On vit deux importantes vagues de grèves. Et la répression ou les tentatives d’y mettre fin prirent différentes formes. Probablement la plus connue fut un mouvement lancé par Mao appelé « Que cent fleurs s’épanouissent, que cent écoles rivalisent ».

C’était fondamentalement une tentative du gouvernement d’amener les critiques à s’exprimer. Les livres d’histoire nous diront que ce furent des critiques venant essentiellement des intellectuels, dont Mao s’était toujours méfié de toute façon et qu’il réprimait principalement par l’emprisonnement, appelé « rééducation par le travail ». Mais des recherches historiques récentes ont montré que les principaux visés par le mouvement des « cent fleurs » furent les militants ouvriers, et qu’il s’agissait d’endiguer un militantisme ouvrier grandissant.

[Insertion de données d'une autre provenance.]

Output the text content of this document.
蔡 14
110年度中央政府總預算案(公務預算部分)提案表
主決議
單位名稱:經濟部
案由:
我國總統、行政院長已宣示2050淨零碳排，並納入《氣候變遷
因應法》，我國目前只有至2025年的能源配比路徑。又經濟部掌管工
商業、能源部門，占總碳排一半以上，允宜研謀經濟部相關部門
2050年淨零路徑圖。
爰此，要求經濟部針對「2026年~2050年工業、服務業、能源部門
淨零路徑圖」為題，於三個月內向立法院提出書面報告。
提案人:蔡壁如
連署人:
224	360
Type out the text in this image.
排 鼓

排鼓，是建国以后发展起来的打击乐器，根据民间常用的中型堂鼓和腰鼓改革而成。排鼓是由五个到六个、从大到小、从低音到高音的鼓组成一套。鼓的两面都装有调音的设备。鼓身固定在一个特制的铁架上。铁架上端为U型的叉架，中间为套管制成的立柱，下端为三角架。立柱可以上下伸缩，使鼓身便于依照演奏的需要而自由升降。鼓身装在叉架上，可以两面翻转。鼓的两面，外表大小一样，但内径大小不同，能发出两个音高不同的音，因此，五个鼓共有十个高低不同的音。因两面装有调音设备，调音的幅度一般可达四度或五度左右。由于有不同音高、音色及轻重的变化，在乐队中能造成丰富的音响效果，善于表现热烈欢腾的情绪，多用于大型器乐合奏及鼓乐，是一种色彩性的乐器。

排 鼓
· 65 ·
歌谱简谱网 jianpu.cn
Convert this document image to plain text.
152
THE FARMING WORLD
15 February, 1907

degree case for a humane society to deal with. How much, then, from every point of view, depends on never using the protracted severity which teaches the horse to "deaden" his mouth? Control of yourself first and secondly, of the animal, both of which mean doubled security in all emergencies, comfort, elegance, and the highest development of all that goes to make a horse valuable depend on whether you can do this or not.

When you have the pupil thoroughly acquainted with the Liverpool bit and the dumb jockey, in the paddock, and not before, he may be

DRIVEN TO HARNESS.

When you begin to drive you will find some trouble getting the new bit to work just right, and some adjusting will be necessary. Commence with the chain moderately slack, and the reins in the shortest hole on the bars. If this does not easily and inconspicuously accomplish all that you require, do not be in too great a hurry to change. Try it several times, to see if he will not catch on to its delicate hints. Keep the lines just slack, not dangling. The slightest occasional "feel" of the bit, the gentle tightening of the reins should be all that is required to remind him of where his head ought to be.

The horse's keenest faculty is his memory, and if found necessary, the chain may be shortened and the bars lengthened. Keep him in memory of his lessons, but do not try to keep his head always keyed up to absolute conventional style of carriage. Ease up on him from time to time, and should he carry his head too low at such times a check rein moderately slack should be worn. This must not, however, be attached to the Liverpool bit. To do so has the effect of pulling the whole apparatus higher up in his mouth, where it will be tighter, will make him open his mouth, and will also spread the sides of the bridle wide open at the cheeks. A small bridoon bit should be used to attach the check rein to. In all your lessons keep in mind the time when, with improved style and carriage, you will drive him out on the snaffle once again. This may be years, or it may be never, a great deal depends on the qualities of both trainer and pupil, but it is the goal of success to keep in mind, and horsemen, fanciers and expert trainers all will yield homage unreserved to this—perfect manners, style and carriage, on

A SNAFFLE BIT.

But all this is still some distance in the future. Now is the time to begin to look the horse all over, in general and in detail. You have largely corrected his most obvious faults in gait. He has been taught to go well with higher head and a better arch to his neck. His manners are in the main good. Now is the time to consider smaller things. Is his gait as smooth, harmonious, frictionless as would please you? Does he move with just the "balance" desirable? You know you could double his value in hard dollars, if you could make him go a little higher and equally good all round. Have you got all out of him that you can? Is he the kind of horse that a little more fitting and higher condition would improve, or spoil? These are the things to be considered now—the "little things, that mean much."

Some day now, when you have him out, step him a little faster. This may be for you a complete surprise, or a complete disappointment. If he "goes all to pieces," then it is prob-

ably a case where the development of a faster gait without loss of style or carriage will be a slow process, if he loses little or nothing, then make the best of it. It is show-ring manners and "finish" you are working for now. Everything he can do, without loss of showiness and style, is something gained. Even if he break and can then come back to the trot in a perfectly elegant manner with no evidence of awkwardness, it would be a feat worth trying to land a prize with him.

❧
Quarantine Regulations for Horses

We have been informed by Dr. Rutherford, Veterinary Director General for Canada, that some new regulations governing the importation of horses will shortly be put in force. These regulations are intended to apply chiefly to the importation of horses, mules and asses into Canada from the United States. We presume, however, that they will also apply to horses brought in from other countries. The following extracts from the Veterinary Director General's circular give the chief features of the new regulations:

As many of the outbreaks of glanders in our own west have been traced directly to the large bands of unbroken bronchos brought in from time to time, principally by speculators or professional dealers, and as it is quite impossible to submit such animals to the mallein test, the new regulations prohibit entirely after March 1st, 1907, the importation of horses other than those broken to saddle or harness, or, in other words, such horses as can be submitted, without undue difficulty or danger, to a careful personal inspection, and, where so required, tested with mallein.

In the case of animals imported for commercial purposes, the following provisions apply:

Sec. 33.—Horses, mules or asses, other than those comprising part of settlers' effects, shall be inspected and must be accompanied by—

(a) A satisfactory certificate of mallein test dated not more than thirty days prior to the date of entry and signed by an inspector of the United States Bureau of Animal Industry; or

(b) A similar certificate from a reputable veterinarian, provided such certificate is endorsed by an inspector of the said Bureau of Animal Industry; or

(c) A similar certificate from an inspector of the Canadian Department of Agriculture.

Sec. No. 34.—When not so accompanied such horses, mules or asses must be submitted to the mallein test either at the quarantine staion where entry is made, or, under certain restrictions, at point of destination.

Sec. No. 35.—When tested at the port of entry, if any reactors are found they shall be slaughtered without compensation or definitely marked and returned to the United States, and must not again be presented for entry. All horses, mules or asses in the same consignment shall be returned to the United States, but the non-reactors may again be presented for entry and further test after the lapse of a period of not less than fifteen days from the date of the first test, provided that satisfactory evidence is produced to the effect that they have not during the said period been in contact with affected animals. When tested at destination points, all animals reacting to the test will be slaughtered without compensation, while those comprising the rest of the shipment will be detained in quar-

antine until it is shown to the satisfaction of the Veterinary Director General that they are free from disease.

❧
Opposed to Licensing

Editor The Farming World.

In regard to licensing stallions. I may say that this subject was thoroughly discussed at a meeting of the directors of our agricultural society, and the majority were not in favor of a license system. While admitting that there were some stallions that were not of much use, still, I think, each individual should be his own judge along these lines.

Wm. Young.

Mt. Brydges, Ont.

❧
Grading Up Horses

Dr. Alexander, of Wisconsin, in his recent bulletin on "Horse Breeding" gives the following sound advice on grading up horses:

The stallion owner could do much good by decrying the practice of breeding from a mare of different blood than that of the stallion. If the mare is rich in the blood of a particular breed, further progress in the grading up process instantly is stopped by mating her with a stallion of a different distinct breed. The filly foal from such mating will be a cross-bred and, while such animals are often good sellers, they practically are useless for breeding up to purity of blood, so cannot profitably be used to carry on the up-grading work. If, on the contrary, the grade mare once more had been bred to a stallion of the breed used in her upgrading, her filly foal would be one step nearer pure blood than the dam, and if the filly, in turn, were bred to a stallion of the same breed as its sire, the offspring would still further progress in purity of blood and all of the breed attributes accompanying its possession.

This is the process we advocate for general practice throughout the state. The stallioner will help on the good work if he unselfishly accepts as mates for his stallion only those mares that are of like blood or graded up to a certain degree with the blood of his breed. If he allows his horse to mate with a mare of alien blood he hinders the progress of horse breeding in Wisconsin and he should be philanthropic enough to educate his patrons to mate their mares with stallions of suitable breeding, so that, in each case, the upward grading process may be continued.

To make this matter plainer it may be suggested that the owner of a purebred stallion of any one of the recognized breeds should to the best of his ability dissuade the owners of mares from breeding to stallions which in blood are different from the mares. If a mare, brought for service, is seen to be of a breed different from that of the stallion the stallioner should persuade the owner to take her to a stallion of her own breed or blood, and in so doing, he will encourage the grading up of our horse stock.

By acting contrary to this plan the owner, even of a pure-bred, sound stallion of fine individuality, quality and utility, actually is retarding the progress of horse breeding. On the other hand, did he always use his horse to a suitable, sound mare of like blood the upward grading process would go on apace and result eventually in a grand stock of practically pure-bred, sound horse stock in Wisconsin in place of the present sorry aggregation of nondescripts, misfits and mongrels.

Avec les années 1950 prirent fin en Chine les années d’espoir, avec le désastre économique et la famine. Le Grand Bond en avant et les tentatives de pousser la Chine dans le xxe siècle par une accumulation poussée à l’extrême, avec la combinaison d’une énorme pression et une campagne de mobilisation - les hauts-fourneaux arriérés et autres lubies du même genre - fut un terrible fiasco.

Avec cet échec, qui se combina à une chute dramatique des récoltes, les années de 1959 à 1961 virent une terrible famine qui tua des dizaines de millions d’habitants et élimina radicalement toute forme de résistance organisée. Je suppose que chacun était trop occupé à trouver quelque chose à manger.

La Révolution culturelle des années 1960 est un autre sujet important. La seule chose que je dirai dans cet entretien, parce que nous n’avons pas beaucoup de temps, est qu’elle ne fut pas spécialement culturelle et pas du tout « révolutionnaire », en dépit de toute la rhétorique développée à son sujet.

S’organiser en Chine dans les années 1950 et 1960, plus particulièrement dans les années 1950, était très difficile. Les travailleurs utilisèrent toutes sortes de méthodes très ingénieuses. Par exemple, quand il y avait une grève ou une autre forme de protestation dans une ville, ils trouvaient moyen de le faire connaître aux autres travailleurs.

Le gouvernement chinois avait toujours eu cette crainte d’un concept qu’il avait appelé « établir des liaisons » ; ce qui signifiait s’organiser. Tenter d’établir des liaisons avec les travailleurs d’une autre ville, c’était prendre d’énormes risques, à cause des sévères conséquences que cela impliquait. Pour contourner ce problème, les travailleurs peignaient sur les trains allant d’une ville à une autre des slogans comme « Nous sommes en grève ici, ne déchargez pas ces marchandises ». Une méthode parmi d’autres tout aussi ingénieuses.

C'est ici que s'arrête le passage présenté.